L’oligothérapie est définie comme l’usage, dans un but thérapeutique ou préventif, de médicaments ou de compléments alimentaires dont le principe actif est un oligoélément ou encore un macroélément employé à faible dose. Elle a fait l’objet de nombreuses recherches dans des universités et des laboratoires du monde entier, est désormais reconnue, et offre une alternative ou une complémentarité précieuse aux médecines traditionnelles.

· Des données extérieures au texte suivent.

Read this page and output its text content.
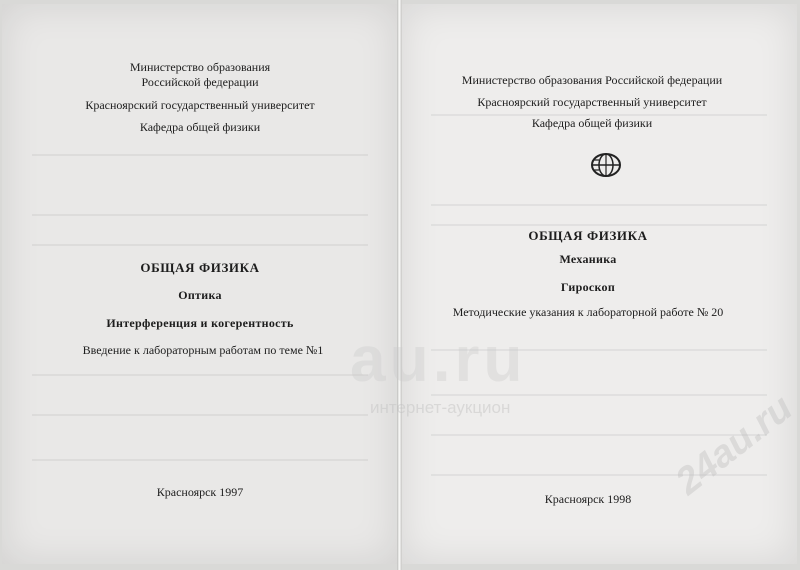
Министерство образования
Российской федерации
Красноярский государственный университет
Кафедра общей физики
ОБЩАЯ ФИЗИКА
Оптика
Интерференция и когерентность
Введение к лабораторным работам по теме №1
Красноярск 1997
Министерство образования Российской федерации
Красноярский государственный университет
Кафедра общей физики
ОБЩАЯ ФИЗИКА
Механика
Гироскоп
Методические указания к лабораторной работе № 20
Красноярск 1998
au.ru
интернет-аукцион	24au.ru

Les oligoéléments sont des minéraux contenus en faible quantité dans l’organisme, comme l’indique l’étymologie grecque de ce terme : oligos signifie « petit, peu nombreux ». On distingue les oligoéléments dits « essentiels », qui ont un rôle physiologique connu, des autres oligoéléments, utilisés uniquement pour leur rôle pharmacologique : c’est par exemple le cas de l’or, qui peut entrer dans la composition de certains médicaments soignant les pathologies rhumatismales inflammatoires. Quant aux macroéléments, ou éléments dits majeurs, ils constituent 99,5 % de la masse d’un homme. Certains d’entre eux, comme le magnésium, interviennent dans de nombreuses fonctions physiologiques et appartiennent à la pharmacopée traditionnelle. Ce qui fait l’originalité de leur usage en oligothérapie est leur emploi à des doses faibles. Ainsi, le magnésium, proposé à des doses de 400 à 800 milligrammes par jour dans des préparations traditionnelles, intervient en oligothérapie à des doses beaucoup plus faibles. On privilégie alors la tolérance, une absorption optimisée et la recherche d‘un effet dit « catalytique ».

 

Les oligoéléments essentiels


Une définition des oligoéléments essentiels, avant tout liée à leur teneur physiologique, fut donnée au début du siècle par le chimiste et biologiste français Gabriel Bertrand : « (ces) oligoéléments sont contenus à moins de 1 milligramme par kilogramme de poids corporel ». Aujourd’hui la définition des oligoéléments essentiels, « éléments traces essentiels », met davantage l’accent sur leur caractère nécessaire et indispensable : l’apport d’un oligoélément dit essentiel doit en effet supprimer les troubles que sa carence a induits. Les minéraux qui répondent à cette définition et qui sont couramment utilisés en oligothérapie sont le fer, le cuivre, le zinc, le sélénium, le chrome, le manganèse et le silicium. D’autres, comme le nickel, l’étain, le molybdène ou le vanadium, ne sont peu ou pas utilisés.

 

 

Une fonction d’optimisation


Compte tenu de leur rôle essentiel au bon fonctionnement de l’organisme, on peut aisément comprendre qu’un statut physiologique en oligoélément déficitaire ou précaire puisse être à l’origine de troubles plus ou moins importants. L’oligothérapie consiste bien souvent à corriger ce type de situation mais aussi parfois à optimiser les fonctions sur lesquelles l’oligoélément a un rôle. Ainsi, si chez une personne carencée, un apport en sélénium peut favoriser la fonction immunitaire, une personne ayant un statut normal en sélénium pourra également bénéficier d’une supplémentation : on parle alors d’effet pharmacologique de sur optimisation. L’usage des oligoéléments peut donc constituer un traitement d’appoint (complémentaire), ou un traitement principal dans un certain nombre de cas. Mais il convient de préciser que, si l’usage des oligoéléments, mesuré, présente peu de toxicité, il ne dispense en aucun cas d’une prise en charge médicale et d’un recours éventuel à des thérapeutiques plus lourdes. En effet, si l’usage des oligoéléments dans la prévention ou la prise en charge d’états infectieux récurrents est très bénéfique, il ne saurait se substituer à une prise d’antibiotiques quand le médecin la juge indispensable.